The team believes that Mercury’s glaciers are arranged in a complex configuration with troughs that form young “sublimation pits” – sublimation being the process by which a solid instantly transforms into a gas without passing through a liquid phase.
“These troughs have depths that represent a significant portion of the glacier’s overall thickness, indicating that they largely retain a composition rich in volatile substances,” said Deborah Domingue, a scientist and member of the team of the PSI. “These hollows are visibly absent from the floors and walls of the surrounding craters.”
Domingue added that this observation, by showing that asteroid impacts revealed VRLs, provides a coherent solution to a previously unexplained phenomenon: the apparent correlation between hollows and crater interiors.

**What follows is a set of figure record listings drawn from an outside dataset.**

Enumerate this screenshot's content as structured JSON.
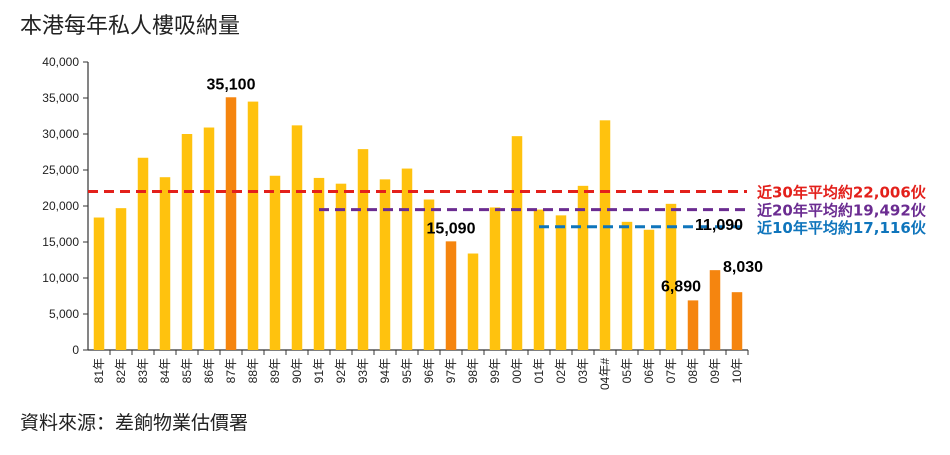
{
  "title": "本港每年私人樓吸納量",
  "source": "資料來源：差餉物業估價署",
  "chart_data": {
    "type": "bar",
    "title": "本港每年私人樓吸納量",
    "xlabel": "",
    "ylabel": "",
    "ylim": [
      0,
      40000
    ],
    "yticks": [
      "0",
      "5,000",
      "10,000",
      "15,000",
      "20,000",
      "25,000",
      "30,000",
      "35,000",
      "40,000"
    ],
    "categories": [
      "81年",
      "82年",
      "83年",
      "84年",
      "85年",
      "86年",
      "87年",
      "88年",
      "89年",
      "90年",
      "91年",
      "92年",
      "93年",
      "94年",
      "95年",
      "96年",
      "97年",
      "98年",
      "99年",
      "00年",
      "01年",
      "02年",
      "03年",
      "04年#",
      "05年",
      "06年",
      "07年",
      "08年",
      "09年",
      "10年"
    ],
    "values": [
      18400,
      19700,
      26700,
      24000,
      30000,
      30900,
      35100,
      34500,
      24200,
      31200,
      23900,
      23100,
      27900,
      23700,
      25200,
      20900,
      15090,
      13400,
      19800,
      29700,
      19500,
      18700,
      22800,
      31900,
      17800,
      16700,
      20300,
      6890,
      11090,
      8030
    ],
    "highlighted": [
      "87年",
      "97年",
      "08年",
      "09年",
      "10年"
    ],
    "colors": {
      "bar": "#FFC20E",
      "highlight": "#F5850F"
    },
    "data_labels": [
      {
        "category": "87年",
        "text": "35,100"
      },
      {
        "category": "97年",
        "text": "15,090"
      },
      {
        "category": "08年",
        "text": "6,890"
      },
      {
        "category": "09年",
        "text": "11,090"
      },
      {
        "category": "10年",
        "text": "8,030"
      }
    ],
    "averages": [
      {
        "label": "近30年平均約22,006伙",
        "value": 22006,
        "from": "81年",
        "to": "10年",
        "color": "#E3201B"
      },
      {
        "label": "近20年平均約19,492伙",
        "value": 19492,
        "from": "91年",
        "to": "10年",
        "color": "#6B2C91"
      },
      {
        "label": "近10年平均約17,116伙",
        "value": 17116,
        "from": "01年",
        "to": "10年",
        "color": "#0F75BC"
      }
    ],
    "grid": false,
    "legend": "none"
  }
}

The team’s research suggests that groups of hollows in impact craters could originate from areas of VRL exposure caused by space rock impacts; As impacts expose the volatiles, they sublimate into gas, leaving the hollows behind.
Salty chaos on Mercury
Rodriguez and his colleagues examined the boreal chaos to determine the connection between Mercury’s glaciers and its chaotic terrain and infer what might be responsible for the formation of VRLs.
This area is located in Mercury’s north polar region and is marked by complex decay patterns that appear large enough to have obliterated entire populations of craters, some dating back about 4 billion years. Beneath this collapsed layer of Borealis Chaos lies an even older crater surface that has already been identified through gravity studies.
“The juxtaposition of the fragmented upper crust, now forming chaotic terrain, on this ancient surface revealed by gravity suggests that the VRLs were placed atop an already solidified landscape,” Rodriguez said. “These findings challenge dominant theories of VRL formation, traditionally focused on mantle differentiation processes, in which minerals separate into different layers within the planet’s interior. Instead, the evidence suggests a large-scale structure, possibly resulting from the collapse of an ephemeral, warm primordial atmosphere early in Mercury’s history.”
The PSI team believes that this atmospheric collapse could have occurred mainly during prolonged nighttime periods on Mercury, when the planet’s surface was not exposed to the intense heat of the sun, causing temperatures to drop by around 800 degrees Fahrenheit (430 degrees Celsius), or a temperature hot enough to melt lead – minus 290 degrees Fahrenheit (minus 180 degrees Celsius).
Salt-dominated VRLs on Mercury may also have grown considerably due to underwater deposition, an idea that also represents a significant departure from previous theories about the early geology of the planet closest to the sun .
“In this scenario, water released by volcanic degassing may have temporarily created pools or shallow seas of liquid or supercritical water, such as dense, very salty vapor, allowing salt deposits to settle,” he said. said team member and PSI researcher Jeffrey S. Kargel. “The rapid loss of water to space and the trapping of water in the hydrated minerals of the crust would have left behind a layer dominated by salt and clay minerals, which gradually accumulated into deposits thick.”
The team’s research is published in the Journal of Planetary Sciences.